Una tarde de otoño o primavera.
Si lo pienso bien, me inclino por la primavera. No había hojas caídas. Quizá me confunde la luz crepuscular. De eso no tengo dudas, era la hora del crepúsculo.
Podría ser en Campana, pero como a menudo ocurre cada lugar es muchos, se transforma, se amalgama con otros de la existencia.
Entonces, retomando o mejor dicho arrancando... caminaba en la tarde crepuscular, posiblemente de primavera, por una calle semidesierta de Campana -o cualquier ciudad-.
No acostumbro adjetivar pero permítaseme hacerlo con la caminata. Era apacible.

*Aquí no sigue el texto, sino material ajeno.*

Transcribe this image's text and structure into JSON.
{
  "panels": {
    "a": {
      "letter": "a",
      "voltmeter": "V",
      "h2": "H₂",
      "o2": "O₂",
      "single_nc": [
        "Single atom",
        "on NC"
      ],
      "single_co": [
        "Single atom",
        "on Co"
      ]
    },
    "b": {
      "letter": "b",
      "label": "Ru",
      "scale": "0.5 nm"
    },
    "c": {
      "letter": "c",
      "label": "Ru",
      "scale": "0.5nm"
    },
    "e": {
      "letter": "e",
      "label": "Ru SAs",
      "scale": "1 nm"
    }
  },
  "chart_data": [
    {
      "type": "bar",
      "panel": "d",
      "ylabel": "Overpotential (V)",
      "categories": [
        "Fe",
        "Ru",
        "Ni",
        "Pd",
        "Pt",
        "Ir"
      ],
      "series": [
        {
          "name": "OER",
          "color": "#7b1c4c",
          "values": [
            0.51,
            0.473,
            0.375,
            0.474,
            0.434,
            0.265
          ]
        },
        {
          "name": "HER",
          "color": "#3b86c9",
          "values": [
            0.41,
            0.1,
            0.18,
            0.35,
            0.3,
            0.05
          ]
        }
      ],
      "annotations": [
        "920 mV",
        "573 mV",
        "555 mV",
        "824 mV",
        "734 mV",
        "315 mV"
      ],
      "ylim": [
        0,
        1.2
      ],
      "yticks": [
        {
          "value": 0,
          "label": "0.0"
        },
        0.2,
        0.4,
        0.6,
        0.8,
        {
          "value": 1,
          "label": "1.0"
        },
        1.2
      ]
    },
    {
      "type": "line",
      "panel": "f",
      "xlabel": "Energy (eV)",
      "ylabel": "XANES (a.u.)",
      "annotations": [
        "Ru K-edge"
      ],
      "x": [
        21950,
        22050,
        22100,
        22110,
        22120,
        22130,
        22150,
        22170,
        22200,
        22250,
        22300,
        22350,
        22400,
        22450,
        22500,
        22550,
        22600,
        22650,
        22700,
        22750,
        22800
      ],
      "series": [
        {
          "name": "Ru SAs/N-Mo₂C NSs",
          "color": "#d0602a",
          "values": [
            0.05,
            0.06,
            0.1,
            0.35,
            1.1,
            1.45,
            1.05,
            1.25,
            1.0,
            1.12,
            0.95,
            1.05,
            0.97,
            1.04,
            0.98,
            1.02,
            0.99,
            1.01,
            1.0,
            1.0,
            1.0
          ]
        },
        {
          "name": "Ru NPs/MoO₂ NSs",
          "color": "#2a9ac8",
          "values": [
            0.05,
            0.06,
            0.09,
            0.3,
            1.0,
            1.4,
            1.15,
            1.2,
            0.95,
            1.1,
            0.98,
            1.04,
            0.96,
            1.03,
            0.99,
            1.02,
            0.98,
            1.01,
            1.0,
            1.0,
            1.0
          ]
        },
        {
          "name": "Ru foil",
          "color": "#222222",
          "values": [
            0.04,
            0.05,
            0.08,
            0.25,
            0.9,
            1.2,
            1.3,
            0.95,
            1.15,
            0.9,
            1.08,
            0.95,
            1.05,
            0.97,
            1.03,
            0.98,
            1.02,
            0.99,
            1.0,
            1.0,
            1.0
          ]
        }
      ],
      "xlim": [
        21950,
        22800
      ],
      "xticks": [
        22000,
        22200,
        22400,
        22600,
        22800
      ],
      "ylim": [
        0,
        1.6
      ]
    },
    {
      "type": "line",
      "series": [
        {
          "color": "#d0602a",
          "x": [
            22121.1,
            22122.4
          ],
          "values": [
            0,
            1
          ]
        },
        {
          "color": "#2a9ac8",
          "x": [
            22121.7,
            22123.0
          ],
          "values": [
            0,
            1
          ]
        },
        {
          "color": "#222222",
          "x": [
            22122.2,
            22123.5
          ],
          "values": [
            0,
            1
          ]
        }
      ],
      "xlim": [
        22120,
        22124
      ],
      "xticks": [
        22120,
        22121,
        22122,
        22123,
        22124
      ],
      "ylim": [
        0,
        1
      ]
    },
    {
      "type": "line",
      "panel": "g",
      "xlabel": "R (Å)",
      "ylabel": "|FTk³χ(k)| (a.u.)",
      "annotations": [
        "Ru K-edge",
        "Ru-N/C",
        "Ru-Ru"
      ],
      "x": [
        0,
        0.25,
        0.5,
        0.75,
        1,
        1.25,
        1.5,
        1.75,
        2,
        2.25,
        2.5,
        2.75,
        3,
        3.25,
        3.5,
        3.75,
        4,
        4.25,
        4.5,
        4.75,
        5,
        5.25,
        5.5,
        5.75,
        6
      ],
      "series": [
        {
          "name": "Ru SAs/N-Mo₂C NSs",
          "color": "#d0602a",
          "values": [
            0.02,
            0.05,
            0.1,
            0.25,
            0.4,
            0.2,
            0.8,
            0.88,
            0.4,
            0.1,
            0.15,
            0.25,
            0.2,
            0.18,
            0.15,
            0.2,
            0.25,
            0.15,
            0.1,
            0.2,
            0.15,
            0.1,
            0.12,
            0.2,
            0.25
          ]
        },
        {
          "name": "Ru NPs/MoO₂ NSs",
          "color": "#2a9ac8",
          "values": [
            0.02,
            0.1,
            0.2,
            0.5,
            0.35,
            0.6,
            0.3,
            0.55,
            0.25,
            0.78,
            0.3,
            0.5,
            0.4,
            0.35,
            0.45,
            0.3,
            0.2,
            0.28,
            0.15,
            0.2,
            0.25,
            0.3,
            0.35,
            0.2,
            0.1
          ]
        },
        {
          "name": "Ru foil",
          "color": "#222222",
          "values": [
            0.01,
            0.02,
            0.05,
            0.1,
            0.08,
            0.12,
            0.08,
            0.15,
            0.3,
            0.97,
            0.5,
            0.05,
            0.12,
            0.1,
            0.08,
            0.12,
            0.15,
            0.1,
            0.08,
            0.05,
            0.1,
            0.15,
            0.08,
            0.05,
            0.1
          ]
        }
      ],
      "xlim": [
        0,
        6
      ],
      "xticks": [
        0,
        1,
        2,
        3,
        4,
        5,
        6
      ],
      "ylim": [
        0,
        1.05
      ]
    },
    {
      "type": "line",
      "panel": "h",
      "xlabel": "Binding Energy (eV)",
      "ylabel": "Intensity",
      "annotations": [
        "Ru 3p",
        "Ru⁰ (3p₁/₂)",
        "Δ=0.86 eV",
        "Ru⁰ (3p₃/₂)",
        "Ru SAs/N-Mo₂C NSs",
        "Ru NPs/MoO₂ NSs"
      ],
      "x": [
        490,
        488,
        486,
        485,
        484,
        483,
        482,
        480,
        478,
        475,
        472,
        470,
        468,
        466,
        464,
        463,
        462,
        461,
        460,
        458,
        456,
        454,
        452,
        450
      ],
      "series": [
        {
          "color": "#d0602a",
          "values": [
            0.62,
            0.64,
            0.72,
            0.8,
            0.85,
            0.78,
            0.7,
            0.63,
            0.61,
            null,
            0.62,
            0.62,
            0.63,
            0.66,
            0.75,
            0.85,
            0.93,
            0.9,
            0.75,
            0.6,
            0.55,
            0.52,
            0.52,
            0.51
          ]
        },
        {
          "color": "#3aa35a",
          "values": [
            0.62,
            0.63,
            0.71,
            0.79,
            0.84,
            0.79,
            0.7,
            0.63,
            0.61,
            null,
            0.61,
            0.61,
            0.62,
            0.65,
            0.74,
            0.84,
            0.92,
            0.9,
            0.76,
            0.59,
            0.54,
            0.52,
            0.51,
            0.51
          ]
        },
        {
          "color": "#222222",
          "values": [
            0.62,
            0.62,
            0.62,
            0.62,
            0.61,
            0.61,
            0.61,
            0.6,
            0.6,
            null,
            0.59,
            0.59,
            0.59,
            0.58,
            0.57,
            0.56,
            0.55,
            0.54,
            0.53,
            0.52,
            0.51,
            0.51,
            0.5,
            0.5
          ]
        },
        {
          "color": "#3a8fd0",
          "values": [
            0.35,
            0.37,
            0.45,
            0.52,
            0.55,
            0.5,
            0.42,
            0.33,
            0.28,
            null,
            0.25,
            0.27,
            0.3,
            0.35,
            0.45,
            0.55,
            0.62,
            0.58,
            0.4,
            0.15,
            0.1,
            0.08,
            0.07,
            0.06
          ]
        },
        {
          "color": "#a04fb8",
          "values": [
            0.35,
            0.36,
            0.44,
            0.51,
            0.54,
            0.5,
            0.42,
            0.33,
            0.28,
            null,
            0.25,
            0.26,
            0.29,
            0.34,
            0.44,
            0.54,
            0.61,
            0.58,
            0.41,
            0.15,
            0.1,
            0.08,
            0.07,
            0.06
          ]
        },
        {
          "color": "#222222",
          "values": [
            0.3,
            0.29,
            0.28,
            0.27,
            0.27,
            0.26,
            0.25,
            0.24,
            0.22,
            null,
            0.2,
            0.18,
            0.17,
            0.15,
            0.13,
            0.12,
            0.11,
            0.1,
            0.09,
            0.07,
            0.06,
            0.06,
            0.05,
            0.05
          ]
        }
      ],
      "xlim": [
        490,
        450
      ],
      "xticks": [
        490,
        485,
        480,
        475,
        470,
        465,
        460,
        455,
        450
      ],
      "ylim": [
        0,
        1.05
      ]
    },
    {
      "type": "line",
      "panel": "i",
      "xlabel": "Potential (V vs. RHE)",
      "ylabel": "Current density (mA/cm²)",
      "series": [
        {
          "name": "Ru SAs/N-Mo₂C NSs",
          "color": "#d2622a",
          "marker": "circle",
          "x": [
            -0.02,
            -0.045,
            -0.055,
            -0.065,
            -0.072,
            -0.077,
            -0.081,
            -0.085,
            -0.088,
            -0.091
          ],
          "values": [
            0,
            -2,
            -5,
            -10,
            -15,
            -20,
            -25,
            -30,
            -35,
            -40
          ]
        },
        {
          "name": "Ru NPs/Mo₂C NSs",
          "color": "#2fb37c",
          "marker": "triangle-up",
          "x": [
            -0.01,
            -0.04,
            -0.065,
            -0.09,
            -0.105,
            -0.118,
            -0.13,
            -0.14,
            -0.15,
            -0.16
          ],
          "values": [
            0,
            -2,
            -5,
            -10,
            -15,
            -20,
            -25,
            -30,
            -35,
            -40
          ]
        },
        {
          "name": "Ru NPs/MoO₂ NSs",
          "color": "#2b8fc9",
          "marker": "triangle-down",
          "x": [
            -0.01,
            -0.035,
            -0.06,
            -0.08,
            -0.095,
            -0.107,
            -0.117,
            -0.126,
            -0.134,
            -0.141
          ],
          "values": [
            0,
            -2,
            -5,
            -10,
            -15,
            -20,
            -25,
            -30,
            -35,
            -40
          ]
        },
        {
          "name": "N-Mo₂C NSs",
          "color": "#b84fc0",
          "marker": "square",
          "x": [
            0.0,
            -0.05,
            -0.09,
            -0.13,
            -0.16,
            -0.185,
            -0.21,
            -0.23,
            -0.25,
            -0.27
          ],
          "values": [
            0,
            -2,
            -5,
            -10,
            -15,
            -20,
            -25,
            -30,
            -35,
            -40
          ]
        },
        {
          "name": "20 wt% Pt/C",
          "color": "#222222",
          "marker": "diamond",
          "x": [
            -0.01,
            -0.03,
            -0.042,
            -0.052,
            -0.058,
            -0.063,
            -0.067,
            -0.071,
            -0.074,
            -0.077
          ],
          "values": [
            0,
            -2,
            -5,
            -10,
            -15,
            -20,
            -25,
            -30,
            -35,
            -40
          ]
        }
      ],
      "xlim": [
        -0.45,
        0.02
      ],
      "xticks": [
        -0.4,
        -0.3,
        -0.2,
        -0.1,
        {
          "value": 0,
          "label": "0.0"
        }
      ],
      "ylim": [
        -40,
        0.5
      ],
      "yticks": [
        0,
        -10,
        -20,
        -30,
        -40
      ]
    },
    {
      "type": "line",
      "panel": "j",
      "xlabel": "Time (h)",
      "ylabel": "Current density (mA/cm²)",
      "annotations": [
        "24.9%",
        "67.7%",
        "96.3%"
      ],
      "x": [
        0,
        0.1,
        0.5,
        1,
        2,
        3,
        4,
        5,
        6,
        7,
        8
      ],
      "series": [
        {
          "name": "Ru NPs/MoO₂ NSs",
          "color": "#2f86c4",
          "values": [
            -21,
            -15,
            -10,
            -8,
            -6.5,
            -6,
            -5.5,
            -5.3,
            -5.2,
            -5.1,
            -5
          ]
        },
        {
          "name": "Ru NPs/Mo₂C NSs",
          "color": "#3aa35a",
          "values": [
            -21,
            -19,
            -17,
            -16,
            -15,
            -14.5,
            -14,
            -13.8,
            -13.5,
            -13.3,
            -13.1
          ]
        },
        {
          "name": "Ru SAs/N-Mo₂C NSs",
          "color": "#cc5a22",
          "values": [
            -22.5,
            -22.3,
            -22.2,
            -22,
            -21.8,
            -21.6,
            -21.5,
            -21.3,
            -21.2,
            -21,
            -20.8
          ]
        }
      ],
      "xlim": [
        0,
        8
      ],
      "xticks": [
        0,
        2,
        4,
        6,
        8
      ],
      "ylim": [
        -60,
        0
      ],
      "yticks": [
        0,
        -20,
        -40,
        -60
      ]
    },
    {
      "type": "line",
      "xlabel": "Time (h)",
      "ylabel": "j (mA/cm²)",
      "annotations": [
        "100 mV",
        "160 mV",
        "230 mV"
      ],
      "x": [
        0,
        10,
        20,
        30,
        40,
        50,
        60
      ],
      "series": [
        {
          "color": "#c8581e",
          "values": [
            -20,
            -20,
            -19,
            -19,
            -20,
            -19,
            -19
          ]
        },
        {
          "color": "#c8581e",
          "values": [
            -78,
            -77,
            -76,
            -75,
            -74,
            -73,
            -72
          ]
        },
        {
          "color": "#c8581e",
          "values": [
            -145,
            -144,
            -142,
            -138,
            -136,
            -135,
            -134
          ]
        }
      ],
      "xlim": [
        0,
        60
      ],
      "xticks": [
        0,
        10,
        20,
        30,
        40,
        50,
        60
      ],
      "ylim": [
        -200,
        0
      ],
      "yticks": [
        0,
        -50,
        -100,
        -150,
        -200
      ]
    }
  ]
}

Una muchacha se cruzó en mi camino.
A todas luces, ella había salido a caminar en el sentido que me lo prescribe mi médica. O sea, como único objetivo, sin ninguna carga, con la ropa adecuada.
Bueno... adecuada no, ya veremos.
La muchacha, que era bonita, me dedicó una profunda (estoy adjetivando demasiado) mirada al cruzarnos.
Hace tiempo ya, por aggiornamiento a la corrección política en boga pero primordialmente por edad, que no me doy vuelta al paso de una mujer. Tal mirada lo ameritaba.
Ella también había hecho lo propio.
Es más... detuvo la marcha y se recostó en un árbol, siempre con la vista fija en mí.
Había en su actitud algo de la provocación de las ninfómanas fellinianas. Sin embargo, el rostro fresco y la vestimenta de la muchacha, no se condecían con la oferta de una transacción comercial.
Por ese atávico mandato del macho, aunque herbívoro en el caso, como decía el General, volví sobre mis pasos hacia ella.
A medio camino, me espetó:
-¿No tenés elásticos?
Advirtiendo mi desconcierto por la pregunta, estiró la cintura del jogging, al tiempo que me explicó:
- Se me aflojaron todos.
Lamenté no estar munido de elásticos de ropa, y se lo dije.
Ella retomó la marcha mientras me contaba que había salido a caminar, cosa que era evidente, pero que constituía una invitación a continuar la charla.
La seguí mientras profería la obviedad que era una tarde ideal para hacerlo.
Me perturbó observar que el jogging, en efecto, se le deslizaba un tanto, dejando al descubierto la cintura.
Se hizo una pausa, y como un adolescente tímido no se me ocurrió otra cosa que preguntarle el nombre.
- Robisa –contestó.
No era que no la hubiese entendido, era lo infrecuente del nombre lo que me llevó a repetirlo.
- Ro-bi-sa –deletreó.
No alcancé a comentar nada. Ella se detuvo junto a un auto estacionado, que manejaba un muchacho de su edad.
- Bueno... me voy con mi novio, Dao.
Subió al coche.
Yo debía seguir mi camino, para disimular la frustración, pero advertí que la calle terminaba en una barranca.
Robisa es anagrama de briosa y de robáis.
También de sobria.
Si me pusiese en poeta lírico escribiría, por ejemplo: "¿Briosa Robisa, por qué cruelmente me robáis el corazón?"
Más prosaico diré que ni en pedo una mina así me daría bola.